Obviously, Pakistan Army’s military operation against the terrorists in North Waziristan is a sequel to two very clear perceptions. One is that Islamabad is under mounting pressure from China not to allow jihadi organizations converge on North Waziristan where they have the capability of providing terrorist training to recruits from other parts of the region including the Uighur youth of Xingjian. The second perception is that the powerful Pakistani Theo-fascist groups aiming at disintegrating Pakistani State and its military structure are not allowed to carry forward their agenda.

How deep will Pakistan army go into Waziristan in pursuit of the enemy and what will be the quantum and nature of its thrust is anybody’s guess. Side by side with the men in olive green inching deeper into the treacherous region of North Waziristan, ISI is in full motion to bring about cleavage in the rank and file of the enemy. Ultimately, it appears, a deal may be made with the remnants of TTP.
Our policy planners and strategist in New Delhi are debating the consequences of US-NATO pullout from Afghanistan on Kashmir security scenario. Now that Pakistan has launched comprehensive attack on the jihadis in Waziristan, it is going to be a long drawn battle which neither Pakistan army nor the TTP can endure.

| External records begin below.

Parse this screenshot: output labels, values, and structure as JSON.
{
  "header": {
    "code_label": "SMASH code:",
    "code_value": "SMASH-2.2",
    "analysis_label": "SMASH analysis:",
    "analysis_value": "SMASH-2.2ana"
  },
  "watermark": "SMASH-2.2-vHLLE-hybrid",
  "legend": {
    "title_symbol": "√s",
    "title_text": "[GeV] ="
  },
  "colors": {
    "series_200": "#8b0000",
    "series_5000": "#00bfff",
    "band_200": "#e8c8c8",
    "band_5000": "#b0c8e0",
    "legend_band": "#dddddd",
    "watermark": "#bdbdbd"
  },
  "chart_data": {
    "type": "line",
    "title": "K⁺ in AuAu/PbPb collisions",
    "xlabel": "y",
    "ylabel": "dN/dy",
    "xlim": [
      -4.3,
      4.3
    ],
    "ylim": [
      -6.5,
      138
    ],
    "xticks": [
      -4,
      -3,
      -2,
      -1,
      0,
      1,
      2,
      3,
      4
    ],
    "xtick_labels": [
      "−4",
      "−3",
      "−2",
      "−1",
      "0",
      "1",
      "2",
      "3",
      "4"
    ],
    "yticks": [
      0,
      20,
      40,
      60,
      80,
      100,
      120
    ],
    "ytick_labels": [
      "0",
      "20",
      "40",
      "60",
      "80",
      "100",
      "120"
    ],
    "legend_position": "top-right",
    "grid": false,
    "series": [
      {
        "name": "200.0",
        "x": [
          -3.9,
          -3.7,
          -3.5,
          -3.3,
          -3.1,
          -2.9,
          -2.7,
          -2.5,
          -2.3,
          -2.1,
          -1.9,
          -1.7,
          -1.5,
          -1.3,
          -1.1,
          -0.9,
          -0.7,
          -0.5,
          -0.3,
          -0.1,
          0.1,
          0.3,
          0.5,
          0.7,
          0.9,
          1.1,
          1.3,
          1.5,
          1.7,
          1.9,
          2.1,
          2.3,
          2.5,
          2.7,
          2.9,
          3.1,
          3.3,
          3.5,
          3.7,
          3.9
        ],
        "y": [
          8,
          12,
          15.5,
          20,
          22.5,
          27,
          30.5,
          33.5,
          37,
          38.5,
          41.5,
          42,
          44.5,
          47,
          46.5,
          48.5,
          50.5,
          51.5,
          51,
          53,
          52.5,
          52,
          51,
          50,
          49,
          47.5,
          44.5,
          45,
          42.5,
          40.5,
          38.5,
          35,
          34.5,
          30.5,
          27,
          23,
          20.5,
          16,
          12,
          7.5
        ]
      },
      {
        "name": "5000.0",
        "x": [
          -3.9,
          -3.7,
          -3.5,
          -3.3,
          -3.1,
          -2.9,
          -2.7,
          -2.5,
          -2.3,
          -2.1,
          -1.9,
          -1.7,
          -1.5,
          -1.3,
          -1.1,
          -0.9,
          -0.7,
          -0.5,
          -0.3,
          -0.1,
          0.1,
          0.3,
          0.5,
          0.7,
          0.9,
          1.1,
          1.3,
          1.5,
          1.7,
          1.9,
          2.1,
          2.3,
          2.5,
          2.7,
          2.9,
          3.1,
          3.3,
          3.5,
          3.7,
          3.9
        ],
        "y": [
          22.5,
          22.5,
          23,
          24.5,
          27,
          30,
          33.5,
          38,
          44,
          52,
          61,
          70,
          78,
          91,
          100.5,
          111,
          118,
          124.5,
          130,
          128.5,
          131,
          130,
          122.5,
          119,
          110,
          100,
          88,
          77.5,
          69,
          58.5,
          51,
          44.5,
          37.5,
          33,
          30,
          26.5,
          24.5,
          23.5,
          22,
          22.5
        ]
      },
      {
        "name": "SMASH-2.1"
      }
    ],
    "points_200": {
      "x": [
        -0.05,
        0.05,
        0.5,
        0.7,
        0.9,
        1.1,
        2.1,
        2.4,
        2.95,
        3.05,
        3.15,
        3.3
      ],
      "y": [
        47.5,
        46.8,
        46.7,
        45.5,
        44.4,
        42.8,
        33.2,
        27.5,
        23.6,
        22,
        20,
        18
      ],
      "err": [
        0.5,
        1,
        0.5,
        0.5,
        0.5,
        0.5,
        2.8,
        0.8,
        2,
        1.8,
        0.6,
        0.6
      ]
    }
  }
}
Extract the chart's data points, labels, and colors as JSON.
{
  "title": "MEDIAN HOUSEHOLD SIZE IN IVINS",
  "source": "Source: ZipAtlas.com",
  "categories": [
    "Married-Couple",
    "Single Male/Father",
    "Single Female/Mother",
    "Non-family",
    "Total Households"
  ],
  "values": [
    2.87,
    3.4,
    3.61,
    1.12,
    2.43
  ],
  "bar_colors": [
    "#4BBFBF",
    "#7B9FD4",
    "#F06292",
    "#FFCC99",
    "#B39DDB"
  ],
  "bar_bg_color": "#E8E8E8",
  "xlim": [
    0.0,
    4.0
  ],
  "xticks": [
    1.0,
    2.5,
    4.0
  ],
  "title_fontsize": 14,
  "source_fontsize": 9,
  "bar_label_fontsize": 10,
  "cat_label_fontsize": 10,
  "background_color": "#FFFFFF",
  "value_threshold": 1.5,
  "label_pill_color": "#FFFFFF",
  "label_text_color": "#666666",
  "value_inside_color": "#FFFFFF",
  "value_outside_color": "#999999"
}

But with the opening of Islamic State of Iraq and Syria (ISIS) front in Iraq, Islamic resurgence worldwide is adopting entirely new and unprecedented dimension. Scores of big or small Pakistan-based jihadi organizations are already geared to the philosophy of ISIS. Will the ISIS movement and fresh crisis in Iraq lead to polarization of Indian Muslim community also? That question is far more crucial than the immediate security scenario in Kashmir.